Sanayicinin beklentisi; enflasyonun düşürülmesi ve kurun serbest bırakılması
Ege Bölgesi Sanayi Odası Yönetim Kurulu Başkan Vekili Hakan Ürün, sanayicilerin hükümetten beklentilerini; enflasyonun düşürülmesi, döviz kurlarının serbest bırakılması ve sığınmacı sorununun makul çözümlerle ele alınması olarak sıraladı.
İREM CEYLİN DEMİRCAN / İZMİR
Ege Bölgesi Sanayi Odası (EBSO) temmuz ayı olağan meclis toplantısı gerçekleştirildi. Toplantıda güncel ekonomik koşulları ve yeni vergi kanunu hakkında konuşan EBSO Yönetim Kurulu Başkan Vekili Hakan Ürün sanayicilerin hükümetten beklentilerini; enflasyonun düşürülmesi, kurların serbest bırakılması ve sığınmacı sorununun makul şekilde çözülmesi olarak 3 madde ile özetledi.

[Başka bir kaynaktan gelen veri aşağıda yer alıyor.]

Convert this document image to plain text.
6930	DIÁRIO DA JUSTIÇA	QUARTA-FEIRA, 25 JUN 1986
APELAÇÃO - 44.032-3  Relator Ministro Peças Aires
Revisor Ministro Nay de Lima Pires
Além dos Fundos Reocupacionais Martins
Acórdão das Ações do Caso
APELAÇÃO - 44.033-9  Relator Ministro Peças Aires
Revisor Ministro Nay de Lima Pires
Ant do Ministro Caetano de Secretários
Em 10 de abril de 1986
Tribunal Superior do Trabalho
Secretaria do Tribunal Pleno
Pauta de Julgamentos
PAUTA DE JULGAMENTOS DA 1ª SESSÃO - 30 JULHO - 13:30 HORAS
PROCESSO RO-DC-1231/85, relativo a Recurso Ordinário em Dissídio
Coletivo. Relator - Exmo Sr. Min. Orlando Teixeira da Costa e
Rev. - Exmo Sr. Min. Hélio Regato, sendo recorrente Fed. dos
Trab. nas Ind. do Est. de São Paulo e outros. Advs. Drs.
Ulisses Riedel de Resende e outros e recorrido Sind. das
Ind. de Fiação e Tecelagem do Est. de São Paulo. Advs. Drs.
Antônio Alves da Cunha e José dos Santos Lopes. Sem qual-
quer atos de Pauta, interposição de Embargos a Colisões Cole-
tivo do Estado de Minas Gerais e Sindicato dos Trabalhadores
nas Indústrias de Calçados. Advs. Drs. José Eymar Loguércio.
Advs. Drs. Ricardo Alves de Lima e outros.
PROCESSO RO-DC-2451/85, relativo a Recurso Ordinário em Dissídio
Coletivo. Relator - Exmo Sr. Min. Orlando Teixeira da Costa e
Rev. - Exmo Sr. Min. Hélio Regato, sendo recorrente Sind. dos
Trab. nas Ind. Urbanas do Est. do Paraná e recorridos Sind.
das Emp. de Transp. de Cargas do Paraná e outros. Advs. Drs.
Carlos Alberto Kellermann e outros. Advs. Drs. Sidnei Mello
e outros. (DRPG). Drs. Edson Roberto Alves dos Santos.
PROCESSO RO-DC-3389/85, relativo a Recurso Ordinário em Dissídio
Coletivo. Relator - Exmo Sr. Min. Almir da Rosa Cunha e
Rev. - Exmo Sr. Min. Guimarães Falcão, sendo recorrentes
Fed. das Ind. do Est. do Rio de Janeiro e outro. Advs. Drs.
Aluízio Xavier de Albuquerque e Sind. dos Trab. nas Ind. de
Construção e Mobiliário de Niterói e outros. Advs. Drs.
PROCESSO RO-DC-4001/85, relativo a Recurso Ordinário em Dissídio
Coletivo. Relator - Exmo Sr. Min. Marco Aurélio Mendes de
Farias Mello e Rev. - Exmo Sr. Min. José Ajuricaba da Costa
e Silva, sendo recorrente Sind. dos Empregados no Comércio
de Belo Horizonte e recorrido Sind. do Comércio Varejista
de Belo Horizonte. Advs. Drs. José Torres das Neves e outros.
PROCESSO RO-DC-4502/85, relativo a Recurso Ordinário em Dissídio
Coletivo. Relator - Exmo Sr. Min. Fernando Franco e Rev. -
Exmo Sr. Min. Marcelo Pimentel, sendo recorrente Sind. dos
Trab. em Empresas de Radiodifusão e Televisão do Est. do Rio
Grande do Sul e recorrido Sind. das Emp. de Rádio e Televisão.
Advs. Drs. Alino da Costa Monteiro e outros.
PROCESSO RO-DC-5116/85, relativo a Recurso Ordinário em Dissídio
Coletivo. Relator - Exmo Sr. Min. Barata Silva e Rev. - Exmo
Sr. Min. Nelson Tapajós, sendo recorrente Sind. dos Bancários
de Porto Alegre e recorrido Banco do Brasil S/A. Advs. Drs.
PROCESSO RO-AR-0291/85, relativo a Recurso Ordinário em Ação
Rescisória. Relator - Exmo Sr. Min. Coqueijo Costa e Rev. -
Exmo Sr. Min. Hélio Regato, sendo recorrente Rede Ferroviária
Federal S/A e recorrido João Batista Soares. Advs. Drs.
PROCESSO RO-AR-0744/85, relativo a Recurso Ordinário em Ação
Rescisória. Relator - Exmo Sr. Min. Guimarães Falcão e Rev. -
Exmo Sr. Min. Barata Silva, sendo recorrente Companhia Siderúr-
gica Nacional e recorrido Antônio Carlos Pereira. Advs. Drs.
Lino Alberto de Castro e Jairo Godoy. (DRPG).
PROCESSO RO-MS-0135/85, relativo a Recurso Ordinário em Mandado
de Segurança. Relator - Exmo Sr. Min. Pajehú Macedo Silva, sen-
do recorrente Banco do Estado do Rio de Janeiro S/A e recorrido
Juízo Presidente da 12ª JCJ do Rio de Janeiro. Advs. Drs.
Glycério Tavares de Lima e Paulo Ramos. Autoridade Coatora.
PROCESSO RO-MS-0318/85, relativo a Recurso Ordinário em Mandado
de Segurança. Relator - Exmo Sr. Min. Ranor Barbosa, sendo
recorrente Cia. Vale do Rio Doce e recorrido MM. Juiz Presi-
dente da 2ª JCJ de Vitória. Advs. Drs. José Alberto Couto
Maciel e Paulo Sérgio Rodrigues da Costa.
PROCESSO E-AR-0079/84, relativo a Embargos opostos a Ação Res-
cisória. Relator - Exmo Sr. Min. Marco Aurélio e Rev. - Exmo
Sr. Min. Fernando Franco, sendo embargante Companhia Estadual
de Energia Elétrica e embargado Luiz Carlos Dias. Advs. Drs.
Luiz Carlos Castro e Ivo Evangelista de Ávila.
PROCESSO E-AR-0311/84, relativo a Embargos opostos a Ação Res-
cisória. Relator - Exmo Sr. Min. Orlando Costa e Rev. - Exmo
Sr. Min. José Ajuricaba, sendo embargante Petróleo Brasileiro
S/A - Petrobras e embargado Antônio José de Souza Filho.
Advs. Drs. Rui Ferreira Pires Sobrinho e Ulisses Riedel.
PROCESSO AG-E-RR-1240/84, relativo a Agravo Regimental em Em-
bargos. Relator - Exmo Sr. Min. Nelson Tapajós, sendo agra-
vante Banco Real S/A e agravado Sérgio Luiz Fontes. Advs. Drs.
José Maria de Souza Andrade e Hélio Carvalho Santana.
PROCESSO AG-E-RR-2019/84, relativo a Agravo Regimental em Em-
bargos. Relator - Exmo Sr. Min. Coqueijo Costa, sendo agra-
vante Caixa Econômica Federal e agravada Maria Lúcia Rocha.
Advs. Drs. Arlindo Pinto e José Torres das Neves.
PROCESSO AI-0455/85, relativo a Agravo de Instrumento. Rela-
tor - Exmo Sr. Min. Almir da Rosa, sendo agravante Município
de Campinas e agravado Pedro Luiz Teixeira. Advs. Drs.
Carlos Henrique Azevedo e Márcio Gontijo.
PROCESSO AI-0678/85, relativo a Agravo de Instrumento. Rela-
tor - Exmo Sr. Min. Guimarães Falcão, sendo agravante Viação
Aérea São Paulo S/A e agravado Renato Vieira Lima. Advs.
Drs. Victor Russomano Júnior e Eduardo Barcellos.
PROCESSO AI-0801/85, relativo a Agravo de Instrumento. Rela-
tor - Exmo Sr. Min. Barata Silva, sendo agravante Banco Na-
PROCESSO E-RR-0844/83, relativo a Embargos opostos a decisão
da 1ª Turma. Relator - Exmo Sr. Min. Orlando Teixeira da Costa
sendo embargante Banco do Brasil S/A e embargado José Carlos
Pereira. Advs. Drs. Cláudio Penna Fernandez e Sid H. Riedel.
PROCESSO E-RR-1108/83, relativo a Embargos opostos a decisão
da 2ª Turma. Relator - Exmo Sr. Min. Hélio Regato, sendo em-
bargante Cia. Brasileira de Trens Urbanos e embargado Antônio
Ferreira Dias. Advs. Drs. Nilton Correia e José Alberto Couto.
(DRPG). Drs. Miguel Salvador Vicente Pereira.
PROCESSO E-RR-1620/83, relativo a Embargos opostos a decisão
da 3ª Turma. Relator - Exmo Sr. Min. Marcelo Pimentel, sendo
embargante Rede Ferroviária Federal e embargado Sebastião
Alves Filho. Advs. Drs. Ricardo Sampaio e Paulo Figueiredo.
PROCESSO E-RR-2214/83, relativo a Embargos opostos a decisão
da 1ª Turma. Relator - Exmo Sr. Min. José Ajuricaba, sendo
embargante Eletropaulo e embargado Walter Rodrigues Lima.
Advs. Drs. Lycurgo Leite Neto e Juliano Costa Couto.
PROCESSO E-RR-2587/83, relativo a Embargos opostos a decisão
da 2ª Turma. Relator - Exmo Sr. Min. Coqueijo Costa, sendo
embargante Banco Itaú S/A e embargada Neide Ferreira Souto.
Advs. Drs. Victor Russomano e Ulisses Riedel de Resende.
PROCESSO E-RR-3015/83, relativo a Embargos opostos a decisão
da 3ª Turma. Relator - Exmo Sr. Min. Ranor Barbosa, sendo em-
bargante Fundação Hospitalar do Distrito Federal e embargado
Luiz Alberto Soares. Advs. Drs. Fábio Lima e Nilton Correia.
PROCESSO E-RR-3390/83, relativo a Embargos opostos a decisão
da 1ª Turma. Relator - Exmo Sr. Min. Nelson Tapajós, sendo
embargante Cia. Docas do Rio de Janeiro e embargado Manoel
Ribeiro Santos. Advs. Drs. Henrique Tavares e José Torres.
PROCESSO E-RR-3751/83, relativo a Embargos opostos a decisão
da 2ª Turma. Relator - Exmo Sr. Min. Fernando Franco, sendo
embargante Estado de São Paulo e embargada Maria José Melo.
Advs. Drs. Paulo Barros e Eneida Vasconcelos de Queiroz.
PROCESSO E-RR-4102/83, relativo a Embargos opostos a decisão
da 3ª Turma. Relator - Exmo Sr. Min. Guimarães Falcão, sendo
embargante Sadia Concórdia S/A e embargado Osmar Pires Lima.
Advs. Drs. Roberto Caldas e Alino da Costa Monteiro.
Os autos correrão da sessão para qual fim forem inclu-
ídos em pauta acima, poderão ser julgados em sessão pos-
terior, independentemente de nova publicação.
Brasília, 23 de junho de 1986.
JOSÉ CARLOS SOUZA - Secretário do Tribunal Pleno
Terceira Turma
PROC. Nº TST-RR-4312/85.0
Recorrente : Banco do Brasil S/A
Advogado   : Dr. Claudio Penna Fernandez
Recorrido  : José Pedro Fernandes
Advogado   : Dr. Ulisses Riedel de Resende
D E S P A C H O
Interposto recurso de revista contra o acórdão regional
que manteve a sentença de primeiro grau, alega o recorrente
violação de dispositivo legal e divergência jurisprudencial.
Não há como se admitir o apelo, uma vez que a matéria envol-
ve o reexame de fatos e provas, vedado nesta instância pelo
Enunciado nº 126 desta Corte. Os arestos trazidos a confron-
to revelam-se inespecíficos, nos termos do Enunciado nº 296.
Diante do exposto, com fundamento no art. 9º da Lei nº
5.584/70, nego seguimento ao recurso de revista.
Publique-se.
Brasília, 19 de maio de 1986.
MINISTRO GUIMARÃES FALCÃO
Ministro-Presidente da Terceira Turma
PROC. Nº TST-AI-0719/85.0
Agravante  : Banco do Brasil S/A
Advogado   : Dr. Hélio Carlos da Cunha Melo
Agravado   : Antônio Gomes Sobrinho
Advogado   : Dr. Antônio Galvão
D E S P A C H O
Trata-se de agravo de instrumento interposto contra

Geçtiğimiz günlerde Meclis’te kabul edilen Vergi Kanunu hakkında konuşan Ürün, “Tartışma yaratan Vergi Kanunu Meclis’te kabul edildi. Vergi tabanını genişletecek uygulamaları ve kayıt dışını önleyecek tedbirleri desteklediğimizi, vergisini düzenli ödeyenleri daha da fazla vergi yüküyle karşı karşıya bırakacak uygulamaları desteklemediğimizi içeren önerilerimizi TOBB’a iletmiştik. Serbest Bölgelere ilişkin itirazımız dikkate alındı ancak, birçoğu taslaktaki gibi geçti. Vergi için yeni kaynak arayışı içinde iken, ‘sıfır vergi verenler araştırılsın’ önergesinin Mecliste reddedilmesini de anlamak çok zor” diye konuştu.
Dünyanın en büyük elektrikli araç üreticisi Çinli BYD firmasının Manisa’ya yapacağı 1 milyar dolarlık yatırımın uzun bir aradan sonra ilk büyük doğrudan yatırım olduğunu dillendiren Ürün, “Verilen teşvikler tartışma yaratsa da, Hayırlı olsun ve yeni yatırımlara öncülük etsin” dedi.
“Suyumuz bitiyor, süremiz kısalıyor”
Küresel sorunlara da değinen Ürün kaynakların tükeniyor olması ve iklim değişikliği ile susuzluğa doğru hızla ilerlediğimizi hatırlatarak “Türkiye susuzluk riski yüksek ülkeler grubunda. Özellikle de Ortadoğu coğrafyası riskin başında geliyor. Bölge su savaşlarına giderek yaklaşıyor. O nedenle, etkin ve hızlı adımlara ihtiyacımız vardır. Zira, süremiz kısalıyor” diye konuştu.
Tarımı ve hayvancılığı sürdürülebilir kılmak için kaynakları daha etkin kullanmamız gerektiğini aktaran Ürün, buna çözüm olarak klasik sulama yöntemleri yerine modern sulama yöntemlerinin kullanılması gerektiğini vurguladı. Ürün, “Tarım Bakanlığının çalışmasında; suyun yüzde 77 oranında tarımsal sulamada kullanıldığı raporlanıyor. Avrupa Birliği ülkelerinde bu oran yüzde 50-60 arasında. Sanayinin su tüketimindeki payı sadece yüzde 11. Bu durumda, çözümün aranacağı yer tarımsa, neden hala klasik sulama yöntemi kullanılıyor. Klasik sulama sistemlerinde 1 hektar sulama alanına saniyede ortalama 4 litre su verilirken, modern sulama yöntemlerinden yağmurlama ve damlama sulamalarda sadece 1.2 litre su verilmektedir. Yani, üçte iki oranında bir tasarruf mümkün” ifadelerini kullandı.